Hi Bizi - yes i have something to help me sleep. soundly. pdoc agrees that no matter how i am doing, i'd be doing worse if i weren't able to induce that much sleep - and without morning grog. so he goes with that.
for the rest it all sucks. i slid down down then after 3 days got a bit of umphh back, saw pdoc who said i seemed better (

) than last week (when he all but shoved zyprexa down my gullet) maybe hypo (i.e. subsiding mania) at this point but keep taking the increased depakote and he thinks i'll be ok.
i told him i'd been
down 2-3 days and it seemed like some rapid cycling on top of the major swings.
crying my yes out all day. but it is hard to explain. i am not even sure if it really is because i can't tell what's what any more... definitely i have mixed symptoms a large part of the time of all different kinds. initially, the variations were irritable - there were NO DOWN symptoms at all. but of course all the stuff at work happening - perhaps it is a reaction, magnified because of the bipolar, but not genunine "cycling." whatever. I WANT IT TO STOP.
(i release my attachment to controlling my emotions?)

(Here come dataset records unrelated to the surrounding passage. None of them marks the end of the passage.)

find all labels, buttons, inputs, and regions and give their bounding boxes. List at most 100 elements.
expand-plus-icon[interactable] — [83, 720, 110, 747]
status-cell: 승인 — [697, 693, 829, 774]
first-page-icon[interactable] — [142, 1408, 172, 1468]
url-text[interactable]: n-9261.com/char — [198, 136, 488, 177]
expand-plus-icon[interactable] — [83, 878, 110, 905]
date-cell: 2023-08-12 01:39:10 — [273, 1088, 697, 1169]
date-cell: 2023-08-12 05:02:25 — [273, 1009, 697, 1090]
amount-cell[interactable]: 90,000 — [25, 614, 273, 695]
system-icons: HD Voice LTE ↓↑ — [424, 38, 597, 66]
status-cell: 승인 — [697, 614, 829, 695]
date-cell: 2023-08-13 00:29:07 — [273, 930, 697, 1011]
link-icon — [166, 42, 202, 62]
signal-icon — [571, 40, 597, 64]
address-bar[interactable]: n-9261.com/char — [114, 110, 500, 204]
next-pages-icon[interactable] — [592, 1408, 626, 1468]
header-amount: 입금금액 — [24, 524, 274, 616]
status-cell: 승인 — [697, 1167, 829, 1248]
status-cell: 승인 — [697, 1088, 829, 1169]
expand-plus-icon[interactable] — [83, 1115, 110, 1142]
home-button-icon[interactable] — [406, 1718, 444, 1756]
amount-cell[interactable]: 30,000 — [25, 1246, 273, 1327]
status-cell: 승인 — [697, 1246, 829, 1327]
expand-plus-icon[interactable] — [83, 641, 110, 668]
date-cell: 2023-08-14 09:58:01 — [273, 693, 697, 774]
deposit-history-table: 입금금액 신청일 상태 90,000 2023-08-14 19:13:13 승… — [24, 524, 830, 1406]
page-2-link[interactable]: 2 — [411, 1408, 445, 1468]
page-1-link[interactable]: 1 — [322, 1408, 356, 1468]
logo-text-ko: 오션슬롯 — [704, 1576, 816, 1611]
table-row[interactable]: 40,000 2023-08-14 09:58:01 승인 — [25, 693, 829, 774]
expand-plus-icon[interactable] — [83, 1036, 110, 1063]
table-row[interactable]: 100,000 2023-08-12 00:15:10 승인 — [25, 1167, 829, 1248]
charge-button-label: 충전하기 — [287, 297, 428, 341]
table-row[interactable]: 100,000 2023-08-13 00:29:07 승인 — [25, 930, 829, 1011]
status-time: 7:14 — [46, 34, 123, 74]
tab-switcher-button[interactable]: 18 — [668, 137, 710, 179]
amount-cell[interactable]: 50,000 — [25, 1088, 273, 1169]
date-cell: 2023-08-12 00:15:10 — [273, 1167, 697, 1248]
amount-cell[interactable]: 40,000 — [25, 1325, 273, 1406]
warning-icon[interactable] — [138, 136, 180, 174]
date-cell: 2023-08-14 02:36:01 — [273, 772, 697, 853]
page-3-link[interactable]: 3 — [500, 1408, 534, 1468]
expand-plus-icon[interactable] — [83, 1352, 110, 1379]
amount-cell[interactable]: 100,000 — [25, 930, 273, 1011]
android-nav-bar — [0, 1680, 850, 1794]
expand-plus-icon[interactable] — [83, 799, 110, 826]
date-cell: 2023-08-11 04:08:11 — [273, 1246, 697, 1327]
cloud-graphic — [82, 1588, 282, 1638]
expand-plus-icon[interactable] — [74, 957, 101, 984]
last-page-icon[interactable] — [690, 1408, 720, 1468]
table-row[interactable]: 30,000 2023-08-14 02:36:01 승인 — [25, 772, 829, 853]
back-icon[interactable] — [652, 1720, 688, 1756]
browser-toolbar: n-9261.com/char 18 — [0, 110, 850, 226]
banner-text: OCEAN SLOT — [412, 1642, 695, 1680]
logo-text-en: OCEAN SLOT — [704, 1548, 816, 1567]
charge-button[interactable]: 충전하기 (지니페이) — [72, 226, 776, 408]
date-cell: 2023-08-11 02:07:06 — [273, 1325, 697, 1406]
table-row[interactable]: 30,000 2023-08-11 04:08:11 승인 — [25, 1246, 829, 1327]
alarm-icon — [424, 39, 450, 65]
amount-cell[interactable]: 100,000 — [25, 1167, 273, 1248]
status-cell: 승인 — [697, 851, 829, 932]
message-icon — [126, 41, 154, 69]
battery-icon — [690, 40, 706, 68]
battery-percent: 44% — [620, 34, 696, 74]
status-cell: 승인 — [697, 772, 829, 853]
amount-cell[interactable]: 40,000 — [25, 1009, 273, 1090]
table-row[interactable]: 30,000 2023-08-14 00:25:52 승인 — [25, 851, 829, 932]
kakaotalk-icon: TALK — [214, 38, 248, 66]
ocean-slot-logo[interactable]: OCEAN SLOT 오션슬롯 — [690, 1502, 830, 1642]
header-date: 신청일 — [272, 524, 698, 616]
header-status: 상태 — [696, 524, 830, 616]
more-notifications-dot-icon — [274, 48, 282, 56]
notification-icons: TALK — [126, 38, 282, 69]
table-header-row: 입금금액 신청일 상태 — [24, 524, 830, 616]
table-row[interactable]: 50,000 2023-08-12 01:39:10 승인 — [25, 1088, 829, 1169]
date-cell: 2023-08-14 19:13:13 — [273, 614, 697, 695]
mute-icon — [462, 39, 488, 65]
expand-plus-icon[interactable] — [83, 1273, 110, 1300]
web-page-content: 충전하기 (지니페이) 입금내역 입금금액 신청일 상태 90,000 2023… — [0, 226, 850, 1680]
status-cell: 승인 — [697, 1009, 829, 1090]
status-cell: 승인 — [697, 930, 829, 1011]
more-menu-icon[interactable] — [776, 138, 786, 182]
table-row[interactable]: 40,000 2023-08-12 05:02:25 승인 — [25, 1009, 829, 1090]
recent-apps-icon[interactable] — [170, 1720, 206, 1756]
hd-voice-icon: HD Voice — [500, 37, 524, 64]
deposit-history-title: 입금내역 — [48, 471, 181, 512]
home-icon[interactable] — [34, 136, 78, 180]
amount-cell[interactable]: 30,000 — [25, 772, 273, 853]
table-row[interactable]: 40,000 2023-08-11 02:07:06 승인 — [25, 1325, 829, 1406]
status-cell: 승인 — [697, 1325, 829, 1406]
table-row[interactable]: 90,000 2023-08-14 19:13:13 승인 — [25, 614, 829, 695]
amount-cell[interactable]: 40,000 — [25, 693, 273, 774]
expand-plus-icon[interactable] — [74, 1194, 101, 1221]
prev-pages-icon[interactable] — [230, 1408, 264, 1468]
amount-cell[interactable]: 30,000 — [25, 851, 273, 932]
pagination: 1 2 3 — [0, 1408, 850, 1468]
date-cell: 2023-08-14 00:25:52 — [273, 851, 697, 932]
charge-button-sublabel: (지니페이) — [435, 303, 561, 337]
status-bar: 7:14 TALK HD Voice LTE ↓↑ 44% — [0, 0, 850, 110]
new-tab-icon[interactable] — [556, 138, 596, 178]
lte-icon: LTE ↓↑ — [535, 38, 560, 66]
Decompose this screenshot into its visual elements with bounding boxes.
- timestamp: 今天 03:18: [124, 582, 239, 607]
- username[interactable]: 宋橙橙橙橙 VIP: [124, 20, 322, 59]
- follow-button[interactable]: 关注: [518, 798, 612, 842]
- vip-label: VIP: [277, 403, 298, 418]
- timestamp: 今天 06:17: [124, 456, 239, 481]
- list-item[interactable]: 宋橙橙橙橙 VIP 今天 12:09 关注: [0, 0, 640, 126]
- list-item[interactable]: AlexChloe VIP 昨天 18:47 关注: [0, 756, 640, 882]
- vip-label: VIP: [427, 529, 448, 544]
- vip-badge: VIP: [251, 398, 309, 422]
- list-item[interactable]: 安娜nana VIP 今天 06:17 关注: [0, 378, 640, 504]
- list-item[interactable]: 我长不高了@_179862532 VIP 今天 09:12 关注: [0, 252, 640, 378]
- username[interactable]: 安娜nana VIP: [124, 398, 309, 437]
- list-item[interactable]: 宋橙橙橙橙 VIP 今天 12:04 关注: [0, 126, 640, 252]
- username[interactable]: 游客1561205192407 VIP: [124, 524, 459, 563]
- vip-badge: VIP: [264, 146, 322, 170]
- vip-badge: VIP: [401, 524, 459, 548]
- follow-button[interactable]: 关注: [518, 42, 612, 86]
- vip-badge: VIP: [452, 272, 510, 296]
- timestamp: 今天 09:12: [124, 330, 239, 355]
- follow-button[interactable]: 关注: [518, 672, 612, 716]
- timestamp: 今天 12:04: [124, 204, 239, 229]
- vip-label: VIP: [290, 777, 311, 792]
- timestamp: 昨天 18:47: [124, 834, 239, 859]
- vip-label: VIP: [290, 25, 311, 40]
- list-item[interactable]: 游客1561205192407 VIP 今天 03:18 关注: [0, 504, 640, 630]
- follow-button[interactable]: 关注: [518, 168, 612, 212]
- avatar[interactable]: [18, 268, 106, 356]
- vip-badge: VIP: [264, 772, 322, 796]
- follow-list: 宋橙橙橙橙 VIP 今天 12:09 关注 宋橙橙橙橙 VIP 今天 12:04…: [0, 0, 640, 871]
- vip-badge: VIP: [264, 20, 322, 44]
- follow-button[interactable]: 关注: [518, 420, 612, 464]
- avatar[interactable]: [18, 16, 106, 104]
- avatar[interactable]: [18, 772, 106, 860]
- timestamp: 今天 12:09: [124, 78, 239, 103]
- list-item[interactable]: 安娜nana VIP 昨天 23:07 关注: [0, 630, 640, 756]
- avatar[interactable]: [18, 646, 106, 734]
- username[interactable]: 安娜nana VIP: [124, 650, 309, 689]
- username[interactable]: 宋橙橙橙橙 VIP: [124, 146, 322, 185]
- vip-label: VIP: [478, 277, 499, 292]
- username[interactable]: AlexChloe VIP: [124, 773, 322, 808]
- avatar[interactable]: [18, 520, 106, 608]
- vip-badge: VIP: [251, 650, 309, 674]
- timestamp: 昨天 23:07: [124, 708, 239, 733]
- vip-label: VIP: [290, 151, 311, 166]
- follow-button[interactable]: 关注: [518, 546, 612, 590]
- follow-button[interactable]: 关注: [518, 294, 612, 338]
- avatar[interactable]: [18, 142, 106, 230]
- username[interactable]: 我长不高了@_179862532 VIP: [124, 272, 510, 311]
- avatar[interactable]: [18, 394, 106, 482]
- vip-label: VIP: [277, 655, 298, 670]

he said the 911 stuff was at least gone i told him the stuff that isn't scary we haven't hand a chance to talk about. i mean we missed 3 weeeks in there and bunches happened... trying to sort out what's for real and what might be irrational fears or overreaction. doc seems to think, from what happened, that my job is safe, at least until contract expiration in June.
the bigger problem is how i am doing. last week i thought i was going to explode into tiny bits. this week i felt like i was melting into a puddle. i cold not stop crying. wednesday better. yesterday worse.
from pdoc i found out
- they don't have loxapine here
- geodon is prohibitive and only paid for by national health if you have schizophrenia (i can't afford oout of pocket)
i hope that the 1,500mg depakote fixes me soon.